【探寻C++之旅】第十六章：unordered系列的认识与模拟实现

请君浏览

- 前言
- [1. 了解unordered系列](#1. 了解unordered系列)
- - [1.1 初步认识](#1.1 初步认识)
  - [1.2 核心差异](#1.2 核心差异)
  - [1.3 使用示例](#1.3 使用示例)
  - [1.4 与普通 map/set的区别](#1.4 与普通 map/set的区别)
- [2. 模拟实现unordered系列](#2. 模拟实现unordered系列)
- - [2.1 迭代器](#2.1 迭代器)
- 尾声

前言

今天，我们继续踏入追寻C++的冒险历程。上一章我们讲解了数据结构哈希表，那么本章让我们用哈希表来模拟实现一下C++STL中的unordered_map和unordered_set。下面让我们一起来进入本章的学习。

1. 了解unordered系列

在 C++ STL（标准模板库）中，unordered_map 和 unordered_set 是两种基于哈希表（Hash Table） 实现的关联式容器，核心特点是无序存储、平均时间复杂度 O (1) 的增删查操作，但需注意哈希冲突对性能的影响。二者设计目标不同（键值对存储 vs 单一值存储），但底层原理和核心特性高度相似。

1.1 初步认识

unordered_set：

unordered_set的声明如下，Key就是unordered_set底层关键字的类型

cpp 复制代码

template <  class Key, 					   // unordered_set::key_type/value_type
            class Hash = hash<Key>, 		// unordered_set::hasher
            class Pred = equal_to<Key>, 	// unordered_set::key_equal
            class Alloc = allocator<Key> 	// unordered_set::allocator_type
> class unordered_set;

unordered_set默认要求Key⽀持转换为整形，如果不⽀持或者想按⾃⼰的需求⾛可以⾃⾏实现⽀持将Key转成整形的仿函数传给第⼆个模板参数
unordered_set默认要求Key⽀持⽐较相等，如果不⽀持或者想按⾃⼰的需求⾛可以⾃⾏实现⽀持将Key⽐较相等的仿函数传给第三个模板参数
unordered_set底层存储数据的内存是从空间配置器申请的，如果需要可以⾃⼰实现内存池，传给第四个参数。

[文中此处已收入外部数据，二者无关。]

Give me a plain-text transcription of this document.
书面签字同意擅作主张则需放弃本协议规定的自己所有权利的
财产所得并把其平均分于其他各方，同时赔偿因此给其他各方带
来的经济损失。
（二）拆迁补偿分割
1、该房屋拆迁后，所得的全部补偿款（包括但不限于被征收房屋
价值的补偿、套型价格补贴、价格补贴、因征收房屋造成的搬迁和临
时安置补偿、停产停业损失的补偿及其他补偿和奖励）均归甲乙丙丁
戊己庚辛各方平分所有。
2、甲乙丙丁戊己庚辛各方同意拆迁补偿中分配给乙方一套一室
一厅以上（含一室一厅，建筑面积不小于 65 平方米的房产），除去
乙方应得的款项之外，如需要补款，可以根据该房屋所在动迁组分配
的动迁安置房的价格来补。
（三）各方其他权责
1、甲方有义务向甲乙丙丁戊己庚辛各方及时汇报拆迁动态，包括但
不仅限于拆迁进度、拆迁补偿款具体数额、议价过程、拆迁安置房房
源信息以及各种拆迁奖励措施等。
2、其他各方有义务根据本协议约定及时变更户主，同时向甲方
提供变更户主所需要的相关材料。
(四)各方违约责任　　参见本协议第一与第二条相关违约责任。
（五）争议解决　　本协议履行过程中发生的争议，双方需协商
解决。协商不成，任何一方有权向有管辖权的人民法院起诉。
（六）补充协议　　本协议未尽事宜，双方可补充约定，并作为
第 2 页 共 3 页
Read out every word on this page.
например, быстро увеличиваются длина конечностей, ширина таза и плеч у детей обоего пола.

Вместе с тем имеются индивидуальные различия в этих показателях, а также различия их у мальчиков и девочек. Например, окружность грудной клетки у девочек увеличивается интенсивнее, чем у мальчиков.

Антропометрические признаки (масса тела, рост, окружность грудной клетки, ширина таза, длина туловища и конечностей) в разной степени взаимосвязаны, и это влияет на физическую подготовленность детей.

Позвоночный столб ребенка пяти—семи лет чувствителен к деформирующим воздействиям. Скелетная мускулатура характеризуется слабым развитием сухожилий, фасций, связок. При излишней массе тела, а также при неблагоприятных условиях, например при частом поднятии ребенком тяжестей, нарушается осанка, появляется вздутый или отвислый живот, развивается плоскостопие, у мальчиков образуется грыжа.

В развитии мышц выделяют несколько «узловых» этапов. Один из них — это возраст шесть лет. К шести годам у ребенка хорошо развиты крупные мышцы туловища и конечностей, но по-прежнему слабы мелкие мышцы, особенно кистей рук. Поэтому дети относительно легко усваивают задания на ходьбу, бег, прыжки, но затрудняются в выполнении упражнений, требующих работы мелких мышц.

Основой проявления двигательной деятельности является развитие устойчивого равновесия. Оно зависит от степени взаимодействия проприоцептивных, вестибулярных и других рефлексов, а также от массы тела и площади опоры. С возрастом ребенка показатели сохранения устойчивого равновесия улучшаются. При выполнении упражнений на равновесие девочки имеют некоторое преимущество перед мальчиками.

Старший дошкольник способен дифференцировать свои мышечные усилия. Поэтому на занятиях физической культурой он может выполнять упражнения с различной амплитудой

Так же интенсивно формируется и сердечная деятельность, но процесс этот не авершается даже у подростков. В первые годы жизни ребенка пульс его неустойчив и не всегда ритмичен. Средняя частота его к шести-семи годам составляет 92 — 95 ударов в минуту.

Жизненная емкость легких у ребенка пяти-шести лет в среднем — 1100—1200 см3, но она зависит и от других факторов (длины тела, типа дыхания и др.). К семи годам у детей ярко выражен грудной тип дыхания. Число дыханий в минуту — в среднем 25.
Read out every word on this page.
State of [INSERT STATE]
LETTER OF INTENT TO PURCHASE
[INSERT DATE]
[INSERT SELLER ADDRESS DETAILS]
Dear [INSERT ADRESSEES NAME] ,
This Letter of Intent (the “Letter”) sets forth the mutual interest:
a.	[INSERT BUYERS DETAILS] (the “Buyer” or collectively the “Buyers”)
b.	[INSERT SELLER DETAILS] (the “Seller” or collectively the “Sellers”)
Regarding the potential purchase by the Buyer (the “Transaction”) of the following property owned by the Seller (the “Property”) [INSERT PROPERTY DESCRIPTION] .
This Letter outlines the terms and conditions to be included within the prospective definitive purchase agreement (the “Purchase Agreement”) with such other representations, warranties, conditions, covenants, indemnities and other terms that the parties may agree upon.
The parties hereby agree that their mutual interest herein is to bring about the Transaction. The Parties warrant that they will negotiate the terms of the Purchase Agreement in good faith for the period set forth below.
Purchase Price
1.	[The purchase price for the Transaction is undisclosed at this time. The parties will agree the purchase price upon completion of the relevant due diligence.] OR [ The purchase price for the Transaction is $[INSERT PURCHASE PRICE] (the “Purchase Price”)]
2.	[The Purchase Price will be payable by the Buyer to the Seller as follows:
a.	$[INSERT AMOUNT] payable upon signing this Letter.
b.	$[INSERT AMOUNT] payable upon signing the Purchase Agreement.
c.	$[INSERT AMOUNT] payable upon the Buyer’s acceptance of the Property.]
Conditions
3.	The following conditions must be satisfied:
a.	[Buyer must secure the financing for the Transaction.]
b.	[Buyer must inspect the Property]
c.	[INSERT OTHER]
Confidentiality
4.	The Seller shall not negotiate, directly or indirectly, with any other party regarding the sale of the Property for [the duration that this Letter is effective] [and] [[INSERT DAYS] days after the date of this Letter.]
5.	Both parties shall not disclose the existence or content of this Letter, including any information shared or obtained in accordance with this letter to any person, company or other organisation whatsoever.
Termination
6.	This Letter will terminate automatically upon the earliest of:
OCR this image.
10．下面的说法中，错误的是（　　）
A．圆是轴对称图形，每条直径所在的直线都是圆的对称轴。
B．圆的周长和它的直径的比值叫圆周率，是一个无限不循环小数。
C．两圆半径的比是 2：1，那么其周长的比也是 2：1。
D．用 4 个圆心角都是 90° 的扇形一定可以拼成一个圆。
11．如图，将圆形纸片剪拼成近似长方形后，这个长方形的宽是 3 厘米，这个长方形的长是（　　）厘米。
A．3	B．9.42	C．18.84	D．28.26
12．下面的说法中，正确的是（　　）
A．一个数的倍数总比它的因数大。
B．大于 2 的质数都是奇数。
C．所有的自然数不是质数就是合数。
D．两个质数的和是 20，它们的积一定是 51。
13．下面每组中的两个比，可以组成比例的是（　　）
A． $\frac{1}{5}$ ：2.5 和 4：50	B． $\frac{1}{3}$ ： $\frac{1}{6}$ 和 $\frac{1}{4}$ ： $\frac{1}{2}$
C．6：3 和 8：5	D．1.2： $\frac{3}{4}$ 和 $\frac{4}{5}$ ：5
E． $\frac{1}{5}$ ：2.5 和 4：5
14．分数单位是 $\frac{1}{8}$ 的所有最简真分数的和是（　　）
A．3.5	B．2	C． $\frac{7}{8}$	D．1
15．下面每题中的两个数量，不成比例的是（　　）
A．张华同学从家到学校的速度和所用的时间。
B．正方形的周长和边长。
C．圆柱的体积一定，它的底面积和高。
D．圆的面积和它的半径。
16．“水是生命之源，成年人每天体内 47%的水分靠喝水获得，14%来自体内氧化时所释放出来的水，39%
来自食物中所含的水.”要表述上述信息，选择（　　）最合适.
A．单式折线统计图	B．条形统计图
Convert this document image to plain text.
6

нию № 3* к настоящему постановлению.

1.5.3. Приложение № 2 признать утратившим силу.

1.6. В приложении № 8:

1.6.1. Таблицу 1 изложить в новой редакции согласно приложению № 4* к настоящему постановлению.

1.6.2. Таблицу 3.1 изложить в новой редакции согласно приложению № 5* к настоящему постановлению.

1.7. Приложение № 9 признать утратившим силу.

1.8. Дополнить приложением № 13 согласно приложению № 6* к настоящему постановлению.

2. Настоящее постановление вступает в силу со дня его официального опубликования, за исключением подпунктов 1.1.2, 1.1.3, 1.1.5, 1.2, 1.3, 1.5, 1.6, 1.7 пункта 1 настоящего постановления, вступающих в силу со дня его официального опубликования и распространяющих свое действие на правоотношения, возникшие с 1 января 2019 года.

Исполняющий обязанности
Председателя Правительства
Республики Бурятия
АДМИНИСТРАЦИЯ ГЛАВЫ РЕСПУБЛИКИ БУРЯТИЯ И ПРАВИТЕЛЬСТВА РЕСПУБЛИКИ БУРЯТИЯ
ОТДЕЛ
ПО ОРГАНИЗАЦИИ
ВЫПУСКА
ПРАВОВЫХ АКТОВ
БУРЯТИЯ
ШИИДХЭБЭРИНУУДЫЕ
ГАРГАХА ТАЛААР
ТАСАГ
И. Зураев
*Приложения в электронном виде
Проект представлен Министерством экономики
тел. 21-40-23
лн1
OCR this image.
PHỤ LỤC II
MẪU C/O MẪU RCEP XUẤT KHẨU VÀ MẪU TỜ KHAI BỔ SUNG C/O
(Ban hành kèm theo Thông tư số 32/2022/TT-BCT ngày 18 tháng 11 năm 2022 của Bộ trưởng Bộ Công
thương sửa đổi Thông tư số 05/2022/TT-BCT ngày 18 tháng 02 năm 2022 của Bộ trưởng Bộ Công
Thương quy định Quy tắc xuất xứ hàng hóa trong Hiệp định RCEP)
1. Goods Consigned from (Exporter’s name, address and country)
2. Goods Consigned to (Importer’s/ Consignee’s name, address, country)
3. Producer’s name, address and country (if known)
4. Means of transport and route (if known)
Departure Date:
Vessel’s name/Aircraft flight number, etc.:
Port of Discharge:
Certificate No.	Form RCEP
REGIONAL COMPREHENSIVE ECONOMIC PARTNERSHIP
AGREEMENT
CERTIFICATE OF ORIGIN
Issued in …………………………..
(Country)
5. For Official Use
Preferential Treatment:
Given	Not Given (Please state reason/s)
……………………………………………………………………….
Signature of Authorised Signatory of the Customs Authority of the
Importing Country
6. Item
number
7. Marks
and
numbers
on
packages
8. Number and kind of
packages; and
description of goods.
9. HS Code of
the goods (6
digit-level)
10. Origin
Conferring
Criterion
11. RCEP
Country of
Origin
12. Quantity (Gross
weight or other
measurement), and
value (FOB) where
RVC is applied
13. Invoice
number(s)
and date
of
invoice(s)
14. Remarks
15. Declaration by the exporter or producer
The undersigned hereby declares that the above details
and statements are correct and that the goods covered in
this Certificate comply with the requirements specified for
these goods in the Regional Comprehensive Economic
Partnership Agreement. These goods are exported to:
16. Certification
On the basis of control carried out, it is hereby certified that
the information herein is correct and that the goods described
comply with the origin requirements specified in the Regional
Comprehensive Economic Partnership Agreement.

⼀般情况下，我们都不需要传后三个模板参数。unordered_set迭代器遍历不再有序，为了跟set区分，所以取名unordered_set。前⾯部分我们已经学习了set容器的使⽤，set和unordered_set的功能⾼度相似，只是底层结构不同，有⼀些性能和使⽤的差异，下面会讲他们的差异部分。

unordered_map：

unoredered_map的声明如下：

cpp 复制代码

template < class Key,                                    // unordered_map::key_type
           class T,                                      // unordered_map::mapped_type
           class Hash = hash<Key>,                       // unordered_map::hasher
           class Pred = equal_to<Key>,                   // unordered_map::key_equal
> class unordered_map;

unordered_map 和 unordered_set 共享相同的底层实现逻辑 ------链式哈希表（哈希桶），这决定了它们的共同特性：

存储结构：哈希桶（Hash Bucket）

底层由「数组 + 链表 / 红黑树」组成：

哈希数组（桶数组）：数组的每个元素称为一个「桶（Bucket）」，桶的索引由「键的哈希值 % 桶数组大小」计算得出；
解决哈希冲突：当两个不同的键计算出相同的桶索引时（哈希冲突），桶内会通过「链表」存储冲突元素（C++11 后部分实现会在链表长度超过阈值时转为红黑树，进一步优化查询效率）。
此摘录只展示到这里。